Microsoft isn’t the only company that’s interested in scaling Git.
That plan appears to be going well. Yesterday, the company announced that GitHub was adopting its modifications and that the two would be working together to bring suitable clients to macOS and Linux.
Microsoft wanted to move to Git because of Git’s features, like its easy branching and its popularity among developers. But the transition faced three problems. Git wasn’t designed for such vast numbers of developers—more than 20,000 actively working on the codebase. Also, Git wasn’t designed for a codebase that was so large, either in terms of the number of files and version history for each file, or in terms of sheer size, coming in at more than 300GB. When using standard Git, working with the source repository was unacceptably slow.
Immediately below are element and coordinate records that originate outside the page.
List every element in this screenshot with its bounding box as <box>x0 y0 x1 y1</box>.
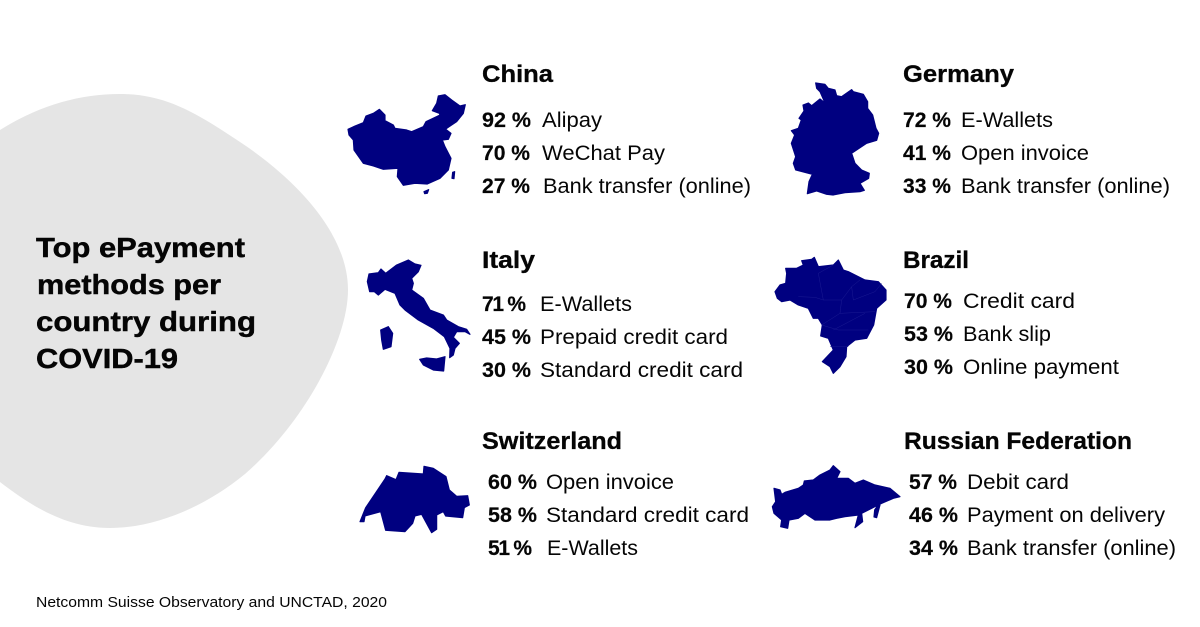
title: Top ePayment <box>36 232 245 263</box>
list: Switzerland methods <box>488 471 749 560</box>
icon: Brazil map <box>775 257 886 373</box>
list: Italy methods <box>482 293 743 382</box>
list: Brazil methods <box>904 290 1119 379</box>
list: China methods: 70 % <box>482 142 530 165</box>
icon: Germany map <box>791 83 879 195</box>
list: China methods: Alipay <box>542 109 603 132</box>
list: Brazil methods: Credit card <box>963 290 1075 313</box>
panel: Switzerland <box>360 428 749 560</box>
list: Switzerland methods: 51 % <box>488 537 532 560</box>
icon: China map <box>348 95 465 194</box>
list: Russia methods: Bank transfer (online) <box>967 537 1176 560</box>
list: Italy methods: E-Wallets <box>540 293 632 316</box>
list: Russia methods: Debit card <box>967 471 1069 494</box>
list: Russia methods: Payment on delivery <box>967 504 1166 527</box>
background blob <box>0 94 348 528</box>
list: Italy methods: 71 % <box>482 293 526 316</box>
heading: Germany: Germany <box>903 61 1015 88</box>
heading: Italy: Italy <box>482 247 536 274</box>
list: China methods: WeChat Pay <box>542 142 666 165</box>
list: Italy methods: Standard credit card <box>540 359 743 382</box>
list: Switzerland methods: 58 % <box>488 504 537 527</box>
list: China methods: 27 % <box>482 175 530 198</box>
list: Germany methods: Bank transfer (online) <box>961 175 1170 198</box>
list: Germany methods: Open invoice <box>961 142 1089 165</box>
panel: Germany <box>791 61 1170 198</box>
icon: Russia map <box>772 466 900 528</box>
list: Germany methods: 41 % <box>903 142 951 165</box>
list: Italy methods: 45 % <box>482 326 531 349</box>
heading: Switzerland: Switzerland <box>482 428 622 455</box>
panel: Russian Federation <box>772 428 1176 560</box>
list: Brazil methods: 53 % <box>904 323 953 346</box>
icon: Italy map <box>367 260 470 371</box>
list: Switzerland methods: Standard credit card <box>546 504 749 527</box>
icon: Switzerland map <box>360 466 469 533</box>
title <box>36 232 256 374</box>
list: China methods: Bank transfer (online) <box>543 175 751 198</box>
heading: Russian Federation: Russian Federation <box>904 428 1132 455</box>
list: Brazil methods: Online payment <box>963 356 1119 379</box>
list: China methods <box>482 109 751 198</box>
list: Switzerland methods: 60 % <box>488 471 537 494</box>
panel: Italy <box>367 247 743 382</box>
list: Italy methods: Prepaid credit card <box>540 326 728 349</box>
list: Russia methods: 57 % <box>909 471 957 494</box>
title: methods per <box>37 269 221 300</box>
list: China methods: 92 % <box>482 109 531 132</box>
list: Germany methods: 72 % <box>903 109 951 132</box>
list: Russia methods: 46 % <box>909 504 958 527</box>
heading: Brazil: Brazil <box>903 247 969 274</box>
list: Russia methods <box>909 471 1176 560</box>
panel: Brazil <box>775 247 1119 379</box>
panel: China <box>348 61 751 198</box>
list: Switzerland methods: Open invoice <box>546 471 674 494</box>
title: country during <box>36 306 256 337</box>
list: Brazil methods: Bank slip <box>963 323 1051 346</box>
list: Germany methods: E-Wallets <box>961 109 1053 132</box>
list: Italy methods: 30 % <box>482 359 531 382</box>
title: COVID-19 <box>36 343 178 374</box>
list: Brazil methods: 30 % <box>904 356 953 379</box>
heading: China: China <box>482 61 554 88</box>
source note: Netcomm Suisse Observatory and UNCTAD, 2020 <box>36 594 387 611</box>
list: Russia methods: 34 % <box>909 537 958 560</box>
list: Brazil methods: 70 % <box>904 290 952 313</box>
list: Germany methods <box>903 109 1170 198</box>
list: Switzerland methods: E-Wallets <box>547 537 638 560</box>
list: Germany methods: 33 % <box>903 175 951 198</box>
Common operations (such as checking which files have been modified) would take multiple minutes.
The company’s solution was to develop Git Virtual File System (GVFS). With GVFS, a local replica of a Git repository is virtualized such that it contains metadata and only the source code files that have been explicitly retrieved. By eliminating the need to replicate every file (and, hence, check every file for modifications), both the disk footprint of the repository and the speed of working with it were greatly improved. Microsoft modified Git to handle this virtual file system. The client was altered so that it didn’t needlessly try to access files that weren’t available locally and a new transfer protocol was added for selectively retrieving individual files from a remote repository.
Internally, this proved successful, with Windows development being substantially migrated to Git in May of this year. But what of the broader Git community?
Microsoft says that, so far, about half of its modifications have been accepted upstream, with upstream Git developers broadly approving of the approach the company has taken to improve the software’s scaling. Redmond also says that it has been willing to make changes to its approach to satisfy the demands of upstream Git. The biggest complexity is that Git has a very conservative approach to compatibility, requiring that repositories remain compatible across versions.
GitHub’s interest and involvement is motivated by the company’s desire to address the needs of enterprise customers. The open source, free GitHub hosting doesn’t need the scaling work Microsoft has done—obviously, if someone is using standard Git, today then standard Git must be good enough for their development process. But on the paid, enterprise side, the situation can be a little different. Certain industries have large repositories that pose problems with Git; for example, game repositories are often physically large not because they have millions of files and decades of history, but because of their large number of graphics and other assets. The scaling improvements that Microsoft has made to Git are useful for this kind of large repository, too. As such, having the same family of improvements available in GitHub will enable the company to better serve these communities.
Microsoft itself has had similar demands from enterprise; the company told us that Siemens wanted to move away from the Team Foundation Server version control to using Git instead. But it’ll only be able to do this once the scaling improvements had been made; right now, TFS version control scales better.
As the name would imply, GVFS requires a file system driver to work. The Windows division worked with the engineering team to add features to Windows to make this efficient. The intent is to eventually make this capability into a supported, extensible API and, at some point, move systems such as the new OneDrive placeholders to use the same API.
Microsoft and GitHub are also working to bring similar capabilities to other platforms, with macOS coming first, and later Linux. The obvious way to do this on both systems is to use FUSE, an infrastructure for building file systems that run in user mode rather than kernel mode (desirable because user-mode development is easier and safer than kernel mode). However, the companies have discovered that FUSE isn’t fast enough for this—a lesson Dropbox also learned when developing a similar capability, Project Infinite. Currently, the companies believe that tapping into a macOS extensibility mechanism called Kauth (or KAuth) will be the best way forward.